System Architecture
Overview
| Aspect | Details |
|---|---|
| Purpose | Edit-agnostic safety evaluation framework for ML model weight modifications. |
| Audience | Developers extending InvarLock, operators debugging pipelines, security reviewers. |
| Core components | CLI shells, Core/runtime policy layer, Guard chain, Reporting/artifact subsystem. |
| Design goals | Torch-independent core, edit-agnostic guards, deterministic evaluation, explicit artifact contracts, full provenance. |
| Source of truth | src/invarlock/core/*.py, src/invarlock/reporting/*.py, src/invarlock/runtime_provenance.py, src/invarlock/runtime_verify.py, src/invarlock/cli/commands/*.py, src/invarlock/cli/run_*.py, src/invarlock/guards/*.py. |
See the Glossary for definitions of terms such as the canonical guard chain, policy digest, and measurement contract.
Contents
- Quick Reference
- High-Level Architecture
- Component Layers
- Pipeline Flow
- Guard Chain Architecture
- Report Generation Flow
- Architecture Guardrails
- Key Design Decisions
- Module Dependencies
- Extension Points
- Related Documentation
Quick Reference
High-Level Architecture
InvarLock follows a layered architecture with clear separation of concerns:
Component Layers
CLI Layer (src/invarlock/cli/)
Typer-based command shells providing user-facing entry points. The command modules should stay thin: parse arguments, call core/reporting owners, render output, and map failures to exit codes.
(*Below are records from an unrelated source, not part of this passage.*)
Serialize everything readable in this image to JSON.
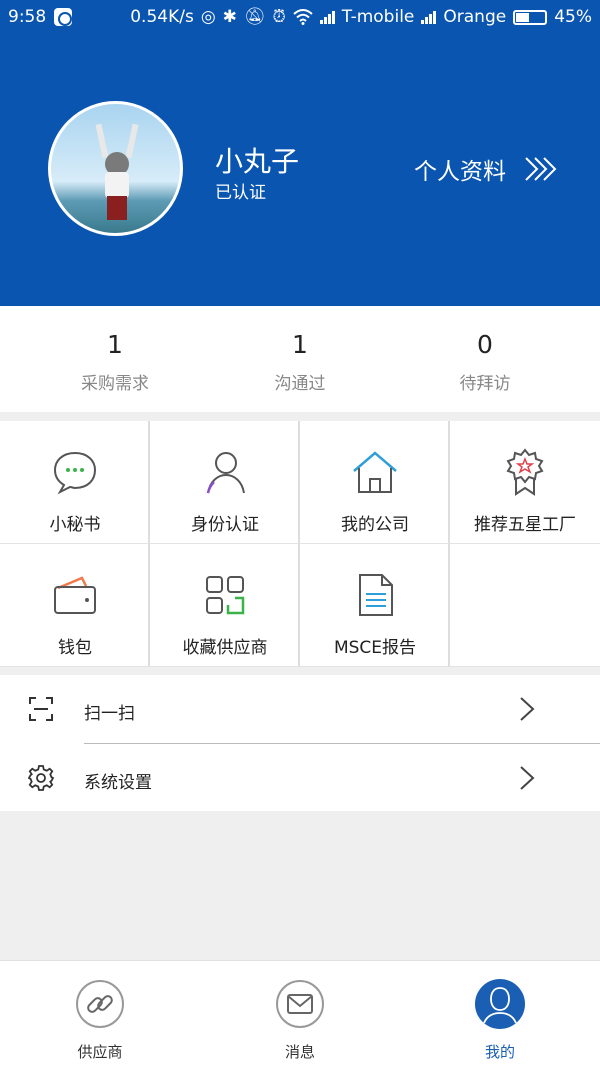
{
  "status_bar": {
    "time": "9:58",
    "speed": "0.54K/s",
    "carrier1": "T-mobile",
    "carrier2": "Orange",
    "battery": "45%",
    "battery_level": 0.45
  },
  "profile": {
    "name": "小丸子",
    "verified": "已认证",
    "link_label": "个人资料",
    "header_color": "#0a55b0"
  },
  "stats": [
    {
      "value": "1",
      "label": "采购需求"
    },
    {
      "value": "1",
      "label": "沟通过"
    },
    {
      "value": "0",
      "label": "待拜访"
    }
  ],
  "grid": [
    {
      "label": "小秘书",
      "icon": "chat-bubble-icon"
    },
    {
      "label": "身份认证",
      "icon": "person-icon"
    },
    {
      "label": "我的公司",
      "icon": "house-icon"
    },
    {
      "label": "推荐五星工厂",
      "icon": "award-ribbon-icon"
    },
    {
      "label": "钱包",
      "icon": "wallet-icon"
    },
    {
      "label": "收藏供应商",
      "icon": "apps-grid-icon"
    },
    {
      "label": "MSCE报告",
      "icon": "document-report-icon"
    }
  ],
  "menu": [
    {
      "label": "扫一扫",
      "icon": "scan-icon"
    },
    {
      "label": "系统设置",
      "icon": "gear-icon"
    }
  ],
  "tabs": [
    {
      "label": "供应商",
      "icon": "link-icon"
    },
    {
      "label": "消息",
      "icon": "envelope-icon"
    },
    {
      "label": "我的",
      "icon": "user-icon",
      "active": true
    }
  ],
  "colors": {
    "accent": "#0a55b0",
    "active_tab_text": "#1a5fb4"
  }
}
Shell support modules such as cli/config_execution.py, cli/run_execution.py,
cli/run_config.py, cli/run_pairing.py, cli/run_overhead.py, and
cli/run_artifacts.py belong to this boundary layer as well. They can perform
CLI-facing adaptation and console/event rendering, but they must not become
policy owners.
| Command | Purpose | Primary Output |
|---|---|---|
evaluate | Compare baseline vs subject with pinned windows | report JSON + MD |
verify | Validate report against schema and pairing | Exit code + messages |
report | Render/compare reports and report outputs | MD/HTML/JSON artifacts |
doctor | Environment diagnostics | Health check output |
advanced | Maintenance workflows such as evidence packs, policy packs, plugins, and calibration | Exit code + workflow-specific artifacts |
version | Emit package and schema version information | Version string |
Core Policy / Contracts (src/invarlock/core/, src/invarlock/reporting/)
Deterministic policy, artifact-contract, and report-verification owners shared by the CLI and non-CLI entrypoints.
| Module | Responsibility |
|---|---|
evaluate_contract.py | Baseline-report validation and emitted run-artifact contract enforcement for evaluate |
evaluate_plan.py | Evaluation result policy, degradation classification, and emitted outcome shaping |
report_inputs.py | Canonical report path resolution and JSON-object validation |
doctor_findings.py | Structured doctor findings and optional report cross-check analysis |
verify_contract.py | Structured report-verification service used by verify and evidence-pack flows |
runtime_manifest_verify.py + runtime_provenance.py | Authoritative runtime-manifest verification and runtime-provenance ownership for report verification |
run_policy.py | Shared run policy helpers such as split choice, PM thresholds, and overhead policy |
run_retry_policy.py | Retry-attempt summaries and retry state transitions |
run_snapshot_contract.py + run_snapshot_policy.py | Snapshot planning, restore behavior, and retry transitions |
run_guard_overhead_policy.py | Guard-overhead normalization, summary building, and report shaping |
run_provenance_contract.py + run_report_contract.py | Run provenance and run-report assembly contracts |
run_report_payload_policy.py | Deterministic payload shaping for context, metrics, guards, and flags |
Runtime Provenance Verification Ownership
Runtime provenance uses a single verifier implementation:
core/runtime_manifest_verify.pyis the authoritative verifier forruntime.manifest.jsonplus report-digest binding checks.runtime_verify.pyandcli/runtime_verify.pyare the programmatic and CLI entrypoints for that verifier.runtime_provenance.pycalls the same verifier wheninvarlock verifyenforces runtime provenance on container-backed reports.- Product behavior does not depend on finding an external verifier binary on
PATH; verifier semantics are package-native and deterministic across installs.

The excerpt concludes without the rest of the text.